Proloog
Fruitkwekerij Wyatt November 1930
Nadat Frank Wyatt was gestorven, had ik meer behoefte aan hulp dan ooit tevoren. Frank was mijn schoonvader, de enige man van de familie Wyatt die nog over was.
Tante Betty, de tante van mijn man, was degene die me erop wees dat God mensen kan helpen, en dat Hij daarvoor soms engelen gebruikt. Ze zei dat ze zou bidden dat er één zou komen om me te helpen. De laatste keer dat ik over engelen had nagedacht was jaren geleden op de zondagsschool in een van de plaatsjes die mijn vader en ik tijdens een rondreis hadden aangedaan. Als we 's zondagsmorgens toevallig in de buurt van een kerk waren, zorgde papa er altijd voor dat ik erheen ging. Die zondag was ik in een methodisten-kerk ergens in Missouri. Het oude, grijze dametje dat lesgaf op de zondagsschool zei dat we vreemden altijd gastvrij moesten ontvangen, omdat de Bijbel zegt dat mensen ongeweten engelen kunnen herbergen. Die opmerking had mij met eerbied vervuld.
Nadat we Frank Wyatt bij zijn vrouw en zijn twee zoons hadden begraven, begon ik dus te hopen dat tante Betty's gebeden snel verhoord zouden worden.
'Wat ga je nu doen, Eliza?'
Die vraag stelden mensen me na de begrafenis voortdurend en ik wist niet wat ik erop moest antwoorden. Wat ze eigenlijk bedoelden was: 'Hoe moet zo'n tenger, jong vrouwtje als jij, dat de verantwoordelijkheid voor drie kleine kinderen heeft, nu ooit zo'n groot bedrijf als Fruitkwekerij Wyatt runnen?' Tien jaar geleden was ik zelfs nog nooit op een boerderij geweest. Natuurlijk kenden ze mijn achtergrond niet. Die kende niemand in Deer Springs, zelfs mijn overleden man Sam niet. Ik schaamde me er te veel voor om anderen erover te vertellen. Maar toch vroegen de mensen zich af hoe het nu verder met mij moest. Een van hen was Alvin Greer.
'Wat bent u van plan nu Frank gestorven is, mevrouw Wyatt?'
Ik schonk zijn koffiekopje vol en gaf het hem zonder antwoord te geven.
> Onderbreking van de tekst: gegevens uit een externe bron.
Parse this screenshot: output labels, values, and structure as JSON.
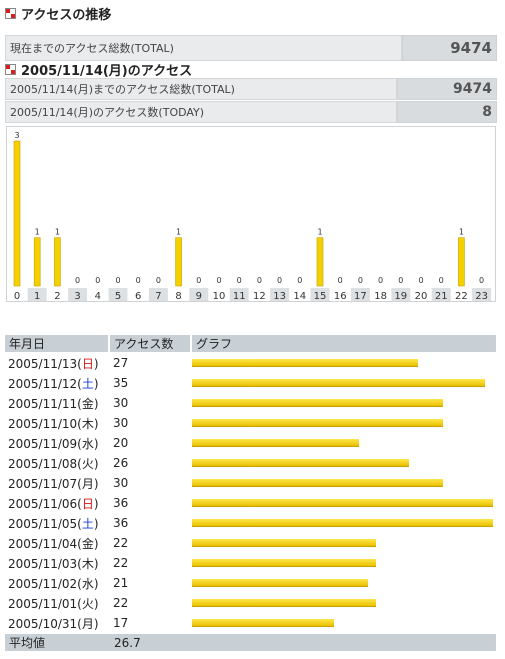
{
  "section1": {
    "title": "アクセスの推移"
  },
  "total_row": {
    "label": "現在までのアクセス総数(TOTAL)",
    "value": "9474"
  },
  "section2": {
    "title": "2005/11/14(月)のアクセス"
  },
  "day_total_row": {
    "label": "2005/11/14(月)までのアクセス総数(TOTAL)",
    "value": "9474"
  },
  "day_today_row": {
    "label": "2005/11/14(月)のアクセス数(TODAY)",
    "value": "8"
  },
  "chart_data": {
    "type": "bar",
    "categories": [
      "0",
      "1",
      "2",
      "3",
      "4",
      "5",
      "6",
      "7",
      "8",
      "9",
      "10",
      "11",
      "12",
      "13",
      "14",
      "15",
      "16",
      "17",
      "18",
      "19",
      "20",
      "21",
      "22",
      "23"
    ],
    "values": [
      3,
      1,
      1,
      0,
      0,
      0,
      0,
      0,
      1,
      0,
      0,
      0,
      0,
      0,
      0,
      1,
      0,
      0,
      0,
      0,
      0,
      0,
      1,
      0
    ],
    "ylim": [
      0,
      3
    ],
    "bar_color": "#f5d000"
  },
  "table": {
    "headers": [
      "年月日",
      "アクセス数",
      "グラフ"
    ],
    "max_value": 36,
    "rows": [
      {
        "date": "2005/11/13(",
        "dow": "日",
        "dow_type": "sun",
        "count": "27",
        "value": 27
      },
      {
        "date": "2005/11/12(",
        "dow": "土",
        "dow_type": "sat",
        "count": "35",
        "value": 35
      },
      {
        "date": "2005/11/11(",
        "dow": "金",
        "dow_type": "",
        "count": "30",
        "value": 30
      },
      {
        "date": "2005/11/10(",
        "dow": "木",
        "dow_type": "",
        "count": "30",
        "value": 30
      },
      {
        "date": "2005/11/09(",
        "dow": "水",
        "dow_type": "",
        "count": "20",
        "value": 20
      },
      {
        "date": "2005/11/08(",
        "dow": "火",
        "dow_type": "",
        "count": "26",
        "value": 26
      },
      {
        "date": "2005/11/07(",
        "dow": "月",
        "dow_type": "",
        "count": "30",
        "value": 30
      },
      {
        "date": "2005/11/06(",
        "dow": "日",
        "dow_type": "sun",
        "count": "36",
        "value": 36
      },
      {
        "date": "2005/11/05(",
        "dow": "土",
        "dow_type": "sat",
        "count": "36",
        "value": 36
      },
      {
        "date": "2005/11/04(",
        "dow": "金",
        "dow_type": "",
        "count": "22",
        "value": 22
      },
      {
        "date": "2005/11/03(",
        "dow": "木",
        "dow_type": "",
        "count": "22",
        "value": 22
      },
      {
        "date": "2005/11/02(",
        "dow": "水",
        "dow_type": "",
        "count": "21",
        "value": 21
      },
      {
        "date": "2005/11/01(",
        "dow": "火",
        "dow_type": "",
        "count": "22",
        "value": 22
      },
      {
        "date": "2005/10/31(",
        "dow": "月",
        "dow_type": "",
        "count": "17",
        "value": 17
      }
    ],
    "average": {
      "label": "平均値",
      "value": "26.7"
    }
  },
  "colors": {
    "bar": "#f5d000",
    "sunday": "#d41a1a",
    "saturday": "#1a3fd4",
    "header_bg": "#c8d0d6"
  }
}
Begreep hij dan niet dat ik nog maar nauwelijks een uur geleden mijn schoonvader had begraven, dat mijn huis nog vol zat met mensen uit de buurt die hem de laatste eer waren komen bewijzen en dat ik nog niet eens tijd had gehad om na te denken? Ik denk het niet, want meneer Greer bleef volhouden.
'Heb je al iemand in gedachten die de kwekerij in het voorjaar van je kan overnemen?' vroeg hij.
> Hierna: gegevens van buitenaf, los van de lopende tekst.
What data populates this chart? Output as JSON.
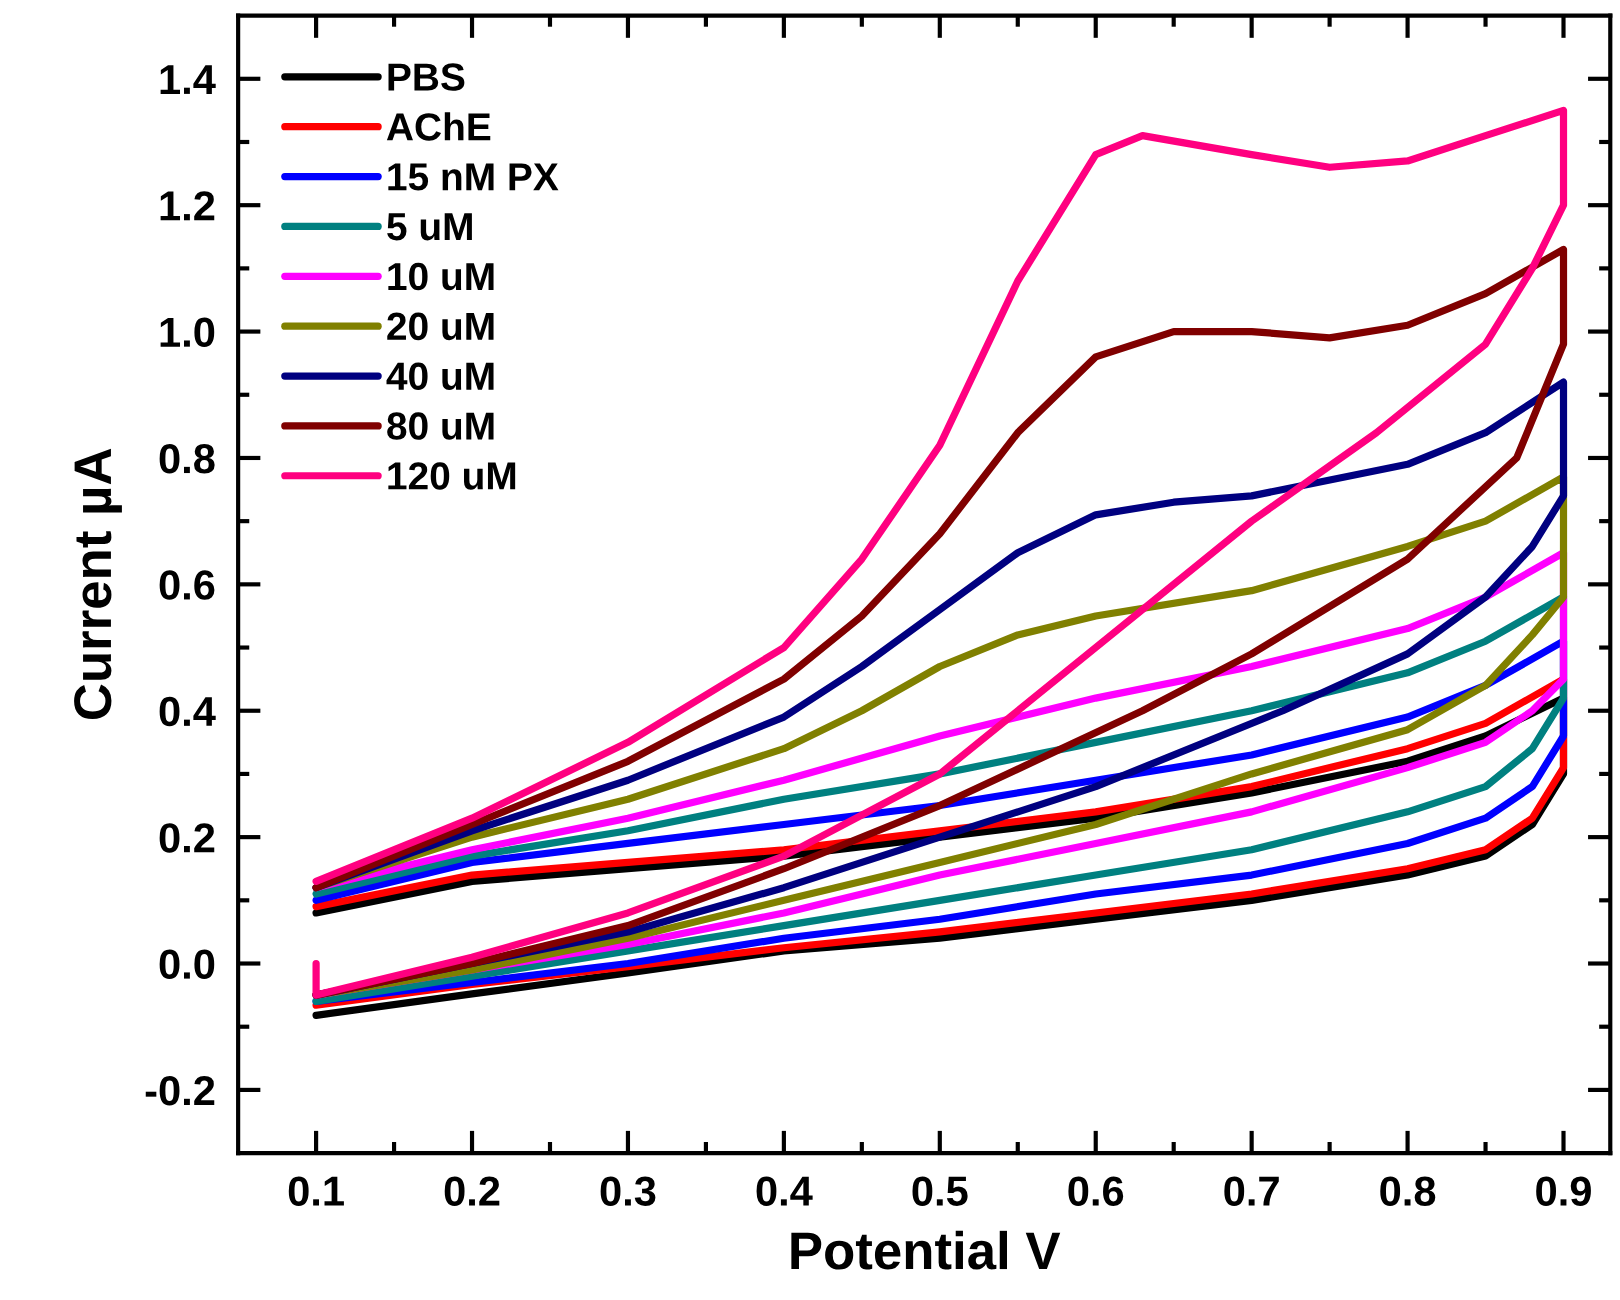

Ik schonk nog een kopje vol en gaf dat aan dominee Dill, die achter meneer Greer in de rij stond voor koffie. Ik probeerde ervoor te zorgen dat mijn handen niet te veel trilden. Ik had al lang geleden geleerd dat de meeste mensen ongedurig worden als je niet direct antwoord geeft en zelf de stiltes gaan opvullen, meestal door je adviezen te geven. Ditmaal sprak dominee Dill als eerste.
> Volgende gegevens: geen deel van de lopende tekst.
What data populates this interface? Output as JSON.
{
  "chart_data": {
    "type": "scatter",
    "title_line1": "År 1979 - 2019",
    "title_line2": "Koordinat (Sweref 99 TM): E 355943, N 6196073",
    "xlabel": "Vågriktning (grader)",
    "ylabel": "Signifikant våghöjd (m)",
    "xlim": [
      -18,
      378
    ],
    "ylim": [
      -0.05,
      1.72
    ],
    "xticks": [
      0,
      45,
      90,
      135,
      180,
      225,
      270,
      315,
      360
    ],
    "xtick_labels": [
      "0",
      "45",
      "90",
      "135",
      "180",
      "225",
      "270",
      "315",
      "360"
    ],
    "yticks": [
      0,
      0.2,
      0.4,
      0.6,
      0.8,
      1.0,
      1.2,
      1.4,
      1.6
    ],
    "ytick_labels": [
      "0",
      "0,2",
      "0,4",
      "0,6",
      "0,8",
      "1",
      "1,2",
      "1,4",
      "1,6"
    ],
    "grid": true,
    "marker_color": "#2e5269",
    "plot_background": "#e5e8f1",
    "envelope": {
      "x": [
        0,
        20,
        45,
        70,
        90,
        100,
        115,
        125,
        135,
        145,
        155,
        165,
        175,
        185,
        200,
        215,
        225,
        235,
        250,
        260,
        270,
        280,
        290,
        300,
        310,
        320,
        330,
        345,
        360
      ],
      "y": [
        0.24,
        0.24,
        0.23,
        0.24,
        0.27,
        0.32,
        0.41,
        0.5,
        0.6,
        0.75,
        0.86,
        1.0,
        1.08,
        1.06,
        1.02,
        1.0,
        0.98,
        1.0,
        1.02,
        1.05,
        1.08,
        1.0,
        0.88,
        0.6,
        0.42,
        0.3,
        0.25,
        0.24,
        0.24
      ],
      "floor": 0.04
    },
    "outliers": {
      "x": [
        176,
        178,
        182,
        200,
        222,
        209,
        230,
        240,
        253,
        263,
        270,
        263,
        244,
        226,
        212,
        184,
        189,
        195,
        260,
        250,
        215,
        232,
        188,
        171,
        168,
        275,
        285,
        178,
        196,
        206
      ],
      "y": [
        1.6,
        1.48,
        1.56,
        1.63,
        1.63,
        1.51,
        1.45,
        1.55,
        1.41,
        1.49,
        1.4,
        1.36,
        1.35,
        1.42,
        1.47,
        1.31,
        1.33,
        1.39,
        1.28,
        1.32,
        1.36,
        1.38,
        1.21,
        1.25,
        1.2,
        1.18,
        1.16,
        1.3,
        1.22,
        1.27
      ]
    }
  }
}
'Hebt u familie in de buurt die we kunnen laten komen, mevrouw Wyatt? Ik geloof niet dat ik ooit gehoord heb waar uw familie precies vandaan komt.'
'Wilt u melk, dominee?' vroeg ik, terwijl ik hem het kannetje voorhield zonder op zijn vraag in te gaan.
Hij schudde zijn hoofd. 'Nee, dank u. Ik drink het zwart. U komt oorspronkelijk toch niet uit Deer Springs?'
'Nee, dat klopt.' Ik legde wat theelepeltjes recht en keek of de suikerpot gevuld moest worden. Het ging hem niet aan wie mijn familie was of waar ik vandaan kwam. Ik woonde nu op deze grote boerderij met de versleten tapijten en het verschoten behang en dat was de afgelopen tien jaar zo geweest. Mijn drie kinderen en ik hadden het recht om hier te wonen — met of zonder Frank Wyatt of zijn zoon Sam.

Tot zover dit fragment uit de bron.